A Measure Of Service

Posted: 16.07.07 in Blogging

Yesterday I emailed O2, Vodafone, Virgin Mobile and T-Mobile, using the most appropriate email address I could find on the website. In the cases of O2 and Vodafone, the contact address was for current customers, as no other email addresses were available. Here is the content of my message:


I am currently with Orange on a service plan called “EQ Virgin”, where the cost of my calls and messages are equivalent to those currently charged by Virgin Mobile.

The deal is that I do not have any monthly line rental charge, but I pay for the calls I make in arrears by Direct Debit.

Can a similar tariff be arranged on <company name>, where I don’t pay a monthly fee, but I pay for the calls and messages and I make?

And this was sent at about 12.05pm.

The first to respond was T-Mobile, received at 15:31:

Hello Stephen

Thanks for contacting me to know the price plan available with T-Mobile that would suit your requirement.

After looking into your query I’d like to suggest you for a new pay as you go price plan. It is not a monthly contract phone but you will have to top up as per your usage.

… followed by a lengthy run-down of their tariffs. It was very quick, very detailed, and though it did not offer what I really wanted, T-Mobile told me (everything) that they could offer. Good service.

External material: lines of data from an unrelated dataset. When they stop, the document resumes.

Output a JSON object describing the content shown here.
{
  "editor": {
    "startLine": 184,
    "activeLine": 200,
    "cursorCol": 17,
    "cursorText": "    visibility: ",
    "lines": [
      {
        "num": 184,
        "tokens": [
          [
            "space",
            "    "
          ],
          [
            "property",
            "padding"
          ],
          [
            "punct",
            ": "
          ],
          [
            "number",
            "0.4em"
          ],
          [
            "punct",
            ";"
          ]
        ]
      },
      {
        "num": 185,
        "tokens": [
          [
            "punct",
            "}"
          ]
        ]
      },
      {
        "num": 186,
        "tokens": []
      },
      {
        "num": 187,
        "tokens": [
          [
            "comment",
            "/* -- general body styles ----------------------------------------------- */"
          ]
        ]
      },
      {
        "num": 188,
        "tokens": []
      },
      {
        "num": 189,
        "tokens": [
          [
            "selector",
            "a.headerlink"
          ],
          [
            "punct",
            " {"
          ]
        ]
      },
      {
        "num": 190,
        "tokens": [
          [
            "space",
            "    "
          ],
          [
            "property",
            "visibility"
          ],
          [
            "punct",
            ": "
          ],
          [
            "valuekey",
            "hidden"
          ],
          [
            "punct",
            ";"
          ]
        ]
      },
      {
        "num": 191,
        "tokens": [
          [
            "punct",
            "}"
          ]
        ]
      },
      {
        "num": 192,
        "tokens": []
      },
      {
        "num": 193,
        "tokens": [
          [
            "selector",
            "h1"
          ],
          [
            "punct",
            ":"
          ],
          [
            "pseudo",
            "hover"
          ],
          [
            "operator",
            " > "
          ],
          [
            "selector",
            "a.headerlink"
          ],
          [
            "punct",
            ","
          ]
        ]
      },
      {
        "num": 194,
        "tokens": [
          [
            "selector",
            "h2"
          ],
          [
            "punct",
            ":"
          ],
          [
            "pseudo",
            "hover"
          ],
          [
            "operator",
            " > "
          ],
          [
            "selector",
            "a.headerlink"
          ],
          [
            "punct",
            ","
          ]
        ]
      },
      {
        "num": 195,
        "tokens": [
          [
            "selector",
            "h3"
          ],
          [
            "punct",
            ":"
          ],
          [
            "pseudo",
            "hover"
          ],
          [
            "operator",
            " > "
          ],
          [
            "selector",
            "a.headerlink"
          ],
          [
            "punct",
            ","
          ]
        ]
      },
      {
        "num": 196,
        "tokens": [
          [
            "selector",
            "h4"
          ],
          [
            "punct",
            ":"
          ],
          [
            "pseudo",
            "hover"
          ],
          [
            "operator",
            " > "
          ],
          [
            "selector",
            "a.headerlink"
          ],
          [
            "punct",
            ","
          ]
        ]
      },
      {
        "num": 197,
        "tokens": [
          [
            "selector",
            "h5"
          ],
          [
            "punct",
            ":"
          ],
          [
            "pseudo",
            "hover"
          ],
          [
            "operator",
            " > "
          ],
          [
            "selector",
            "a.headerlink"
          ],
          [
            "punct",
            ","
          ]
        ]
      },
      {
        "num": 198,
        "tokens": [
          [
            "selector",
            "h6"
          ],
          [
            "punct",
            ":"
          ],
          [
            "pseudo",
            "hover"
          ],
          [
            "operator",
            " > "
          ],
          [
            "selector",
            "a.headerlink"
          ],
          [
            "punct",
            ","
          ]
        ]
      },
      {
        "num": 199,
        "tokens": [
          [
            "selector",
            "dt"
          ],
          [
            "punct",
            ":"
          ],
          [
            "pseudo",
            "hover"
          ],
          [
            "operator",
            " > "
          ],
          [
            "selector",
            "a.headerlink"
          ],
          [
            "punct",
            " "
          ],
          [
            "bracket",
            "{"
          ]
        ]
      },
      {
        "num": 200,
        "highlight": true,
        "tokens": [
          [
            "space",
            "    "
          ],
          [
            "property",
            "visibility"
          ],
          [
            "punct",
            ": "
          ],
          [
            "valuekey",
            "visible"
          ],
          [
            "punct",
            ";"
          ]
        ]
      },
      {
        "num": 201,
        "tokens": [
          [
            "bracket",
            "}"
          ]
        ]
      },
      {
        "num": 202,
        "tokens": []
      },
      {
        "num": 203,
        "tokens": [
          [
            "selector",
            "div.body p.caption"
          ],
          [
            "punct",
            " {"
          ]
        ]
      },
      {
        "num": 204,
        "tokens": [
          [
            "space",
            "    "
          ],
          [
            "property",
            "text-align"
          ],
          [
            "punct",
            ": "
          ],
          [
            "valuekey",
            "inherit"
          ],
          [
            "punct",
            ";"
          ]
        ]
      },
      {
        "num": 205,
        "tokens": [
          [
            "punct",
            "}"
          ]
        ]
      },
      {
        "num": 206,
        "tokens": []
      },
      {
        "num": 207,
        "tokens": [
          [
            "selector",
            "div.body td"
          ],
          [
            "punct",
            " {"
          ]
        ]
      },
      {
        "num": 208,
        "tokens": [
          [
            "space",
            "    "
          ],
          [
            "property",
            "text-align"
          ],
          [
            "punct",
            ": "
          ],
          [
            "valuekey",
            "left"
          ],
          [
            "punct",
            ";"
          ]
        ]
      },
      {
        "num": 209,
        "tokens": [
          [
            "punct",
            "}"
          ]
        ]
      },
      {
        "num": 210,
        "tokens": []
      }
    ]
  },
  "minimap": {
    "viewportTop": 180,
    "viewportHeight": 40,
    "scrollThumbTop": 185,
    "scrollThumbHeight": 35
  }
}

The second to reply were Virgin Mobile at 16:11:

Hi Stephen,

Thanks for your email to Virgin Mobile about finding out more on our latest deals and promotions.

We’re really excited to hear you’re thinking of joining Virgin Mobile, with our amazing deals and services, we’re sure you’ll be more than happy if you decide to switch over!

The great news is if you’d like to Pay As You Go and avoid top up hassles, you can choose to pay by Direct Debit.

… again followed by a run-down of their pay as you go options, and their pay monthly options. It was also still quicker than I had expected, offered me pretty much what I wanted, and gave me all the information to view in one place. Good service.

At 16:38, O2 replied:

Hello Stephen,

Thank you for emailing us to ask if we can offer you the same deal that you received from Orange network.

I’m unable to tell you if we can offer you the same deal that you received from Orange network. Our sales team handle all sales related queries and they’ll be able to help you with your query. Please contact them on 08702 257 879. They’re available Monday to Friday between 08:30am and 09:00pm and on Saturday and Sunday between 10:00am and 06:00pm. Calls are charged at 20p per minute from O2 Pay Monthly phones and at national rate from fixed line phones.

… with little more by way of information. That’s pretty rubbish to me. Potential customers have to pay national rate to talk to one of their "sales team" just to find out whether what I want is possible. It’s not something I was willing to do – I avoided it in the first place – so I won’t. And I don’t appreciate being fleeced before even considering becoming a customer. So they’re out. Bad service.

Finally, Vodafone replied the next day at 10:03:

Dear Stephen,

Many thanks for your email,

Unfortunately there are no deals similar to this on our website, but please call our pay as you talk customer services team on 08700 77 66 55 who may be able to recommend a better deal for you.

… which is even worse than O2 – at least they tell me their number is national rate. This was also the entire content of the email. I suppose at least they gave me a straight answer and advice on what to do, but really, surely they could at least give me some indication as to whether my hunt for the deal I want is in vain.

I didn’t think that what I wanted was such a problem: Orange have let me do it for years. All I want is to pay for the calls and messages I make – just like any ordinary landline phone. It’s not outlandish, so why the hassle?

Thanks to all those at the companies that took the time to respond. Perhaps soon I shall hit the town and try the stores and see what better offers humans can give me rather than machines.